State party headquarters said official tallies probably won't be available until Tuesday. But Dolan's campaign gave these numbers, which were confirmed by spot checks in key localities:

So far, the deadline has passed for people to file for the 2,251 delegate slots available from 47 mostly urban localities in Northern Virginia, Richmond, Tidewater and the Roanoke Valley. Dolan has filed the names of 2,011 supporters to run as delegates on his behalf; Updike only 413.

Another 203 prospective delegates not committed to either candidate have also filed to win election in the upcoming mass meetings.

By Dolan's count, that means 1,490 delegates pledged to him are running unopposed and guaranteed of election.
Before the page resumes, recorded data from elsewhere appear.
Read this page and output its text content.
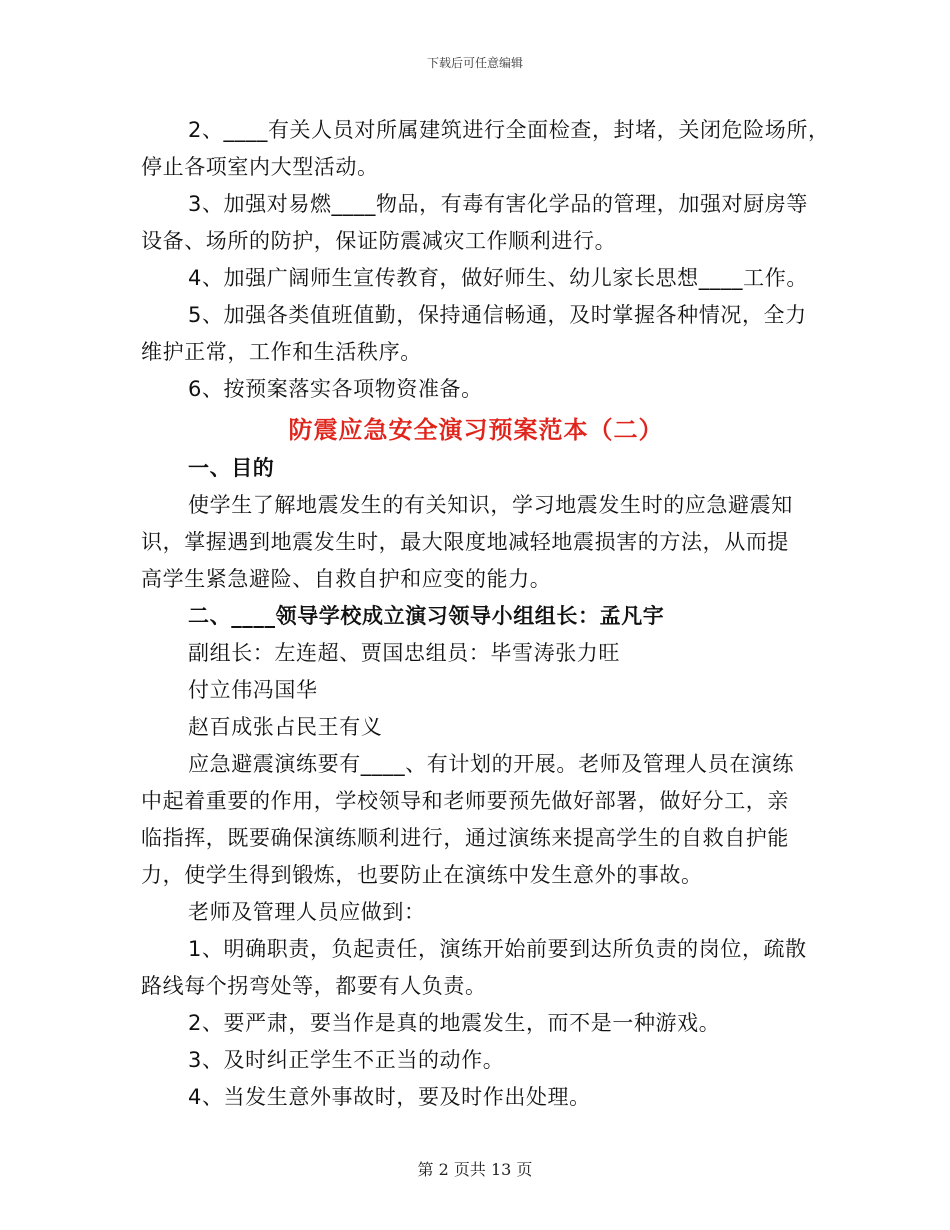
下载后可任意编辑
2、____有关人员对所属建筑进行全面检查，封堵，关闭危险场所，
停止各项室内大型活动。
3、加强对易燃____物品，有毒有害化学品的管理，加强对厨房等
设备、场所的防护，保证防震减灾工作顺利进行。
4、加强广阔师生宣传教育，做好师生、幼儿家长思想____工作。
5、加强各类值班值勤，保持通信畅通，及时掌握各种情况，全力
维护正常，工作和生活秩序。
6、按预案落实各项物资准备。
防震应急安全演习预案范本（二）
一、目的
使学生了解地震发生的有关知识，学习地震发生时的应急避震知
识，掌握遇到地震发生时，最大限度地减轻地震损害的方法，从而提
高学生紧急避险、自救自护和应变的能力。
二、____领导学校成立演习领导小组组长：孟凡宇
副组长：左连超、贾国忠组员：毕雪涛张力旺
付立伟冯国华
赵百成张占民王有义
应急避震演练要有____、有计划的开展。老师及管理人员在演练
中起着重要的作用，学校领导和老师要预先做好部署，做好分工，亲
临指挥，既要确保演练顺利进行，通过演练来提高学生的自救自护能
力，使学生得到锻炼，也要防止在演练中发生意外的事故。
老师及管理人员应做到：
1、明确职责，负起责任，演练开始前要到达所负责的岗位，疏散
路线每个拐弯处等，都要有人负责。
2、要严肃，要当作是真的地震发生，而不是一种游戏。
3、及时纠正学生不正当的动作。
4、当发生意外事故时，要及时作出处理。
第 2 页共 13 页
From the beginning, Updike had conceded he was an underdog against the well-known and well-financed Dolan. But his strategists had claimed they were mounting a "guerrilla campaign" that would bypass party leaders and round up support from labor unions. But that support from unions apparently didn't materialize.

In some ways, even Updike's paltry figure is inflated. In Hampton Roads, many of the people who filed to run as delegates for him apparently were recruited not by the Updike campaign, but the organization of political extremist Lyndon LaRouche.

But Sublett, Updike's campaign manager, claimed the Updike campaign tried to file some delegates on its own in Norfolk, but missed the deadline. "We will challenge that," he vowed.

However, he conceded it was hard for Updike, with his late start and little name recognition, to mount a strong challenge to Dolan in the state's urban corridor. He predicted Updike would show more organizational strength in rural areas, where most of the filing deadlines don't expire until today.